Try/Fail cycles – what are they and how do we write them

As a writer you have probably heard of Try/Fail Cycles, and as a reader I’m sure you instantly grasp the concept. The hero faces great adversity, he comes up with what seems to be an ingenious plan, only to fail, and sometimes even making things worse. Sound familiar?

Success-Try-Fail-Try-FailSo why do we need them? Well, the try/fail cycle can be a very effective plotting tool. A well-built cycle will drive the plot forward at a good pace, and keep the reader invested in the character. If your protagonist is so awesome he instantly overcomes each obstacle that comes his way he might be some kind of superhero, but he will also be pretty boring. Winning without failing means he didn’t really earn it, which will make your protagonist a lot less likeable. Readers want to watch the struggle (the famous conflict that every good story contains). They want to follow along on the journey, and they want to identify with the character. Failing is a part of life, and it makes the subsequent success that much sweeter.

In this article by Karen Woodward I’ve found the most helpful plotting advice I’ve ever seen. To outline your try/fail cycle, follow this simple formula.

For every conflict that comes up, a question can be asked: Will our hero succeed? There are four possible answers:

1) Yes
2) Yes, BUT (now there’s another problem)
3) No
4) No, AND (things just got worse)

If the answer is “Yes” or “No”, the story is over. In the middle of a try/fail cycle the answer is always “Yes, but” or “No, and”.

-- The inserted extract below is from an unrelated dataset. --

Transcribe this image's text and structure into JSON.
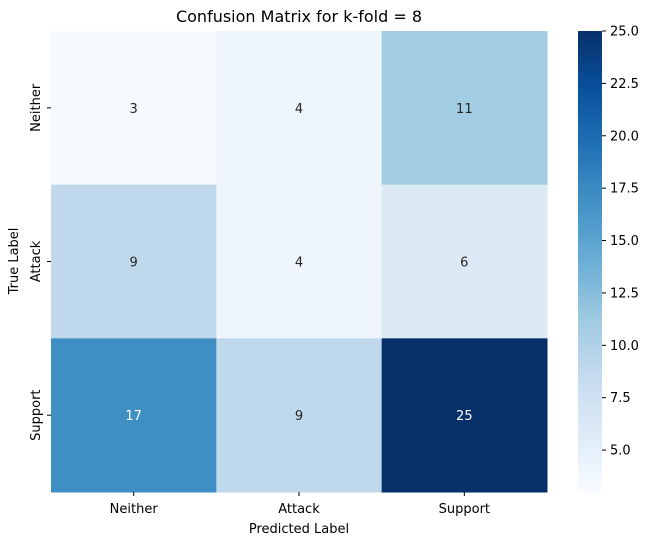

Fantasy author Brandon Sanderson has a series of lectures on YouTube well worth watching. He recommends letting the protagonist fail at least twice for any given thing they attempt, before they succeed.

Brandon Sanderson Lecture 7: Try/Fail Cycles (4/6)

Sometimes, like for instance in Andy Weir’s book The Martian, the entire novel is a try/fail cycle. If you’ve read The Martian you’ll know it works like a charm. If you haven’t, I suggest you remedy that at your earliest possible convenience. If nothing else it will provide you with a perfect example of a successful use of the try/fail cycle.

In conclusion, the try/fail cycle should be a part of every story’s outline, because it keeps the reader invested in the story, while driving the plot forward at a good pace.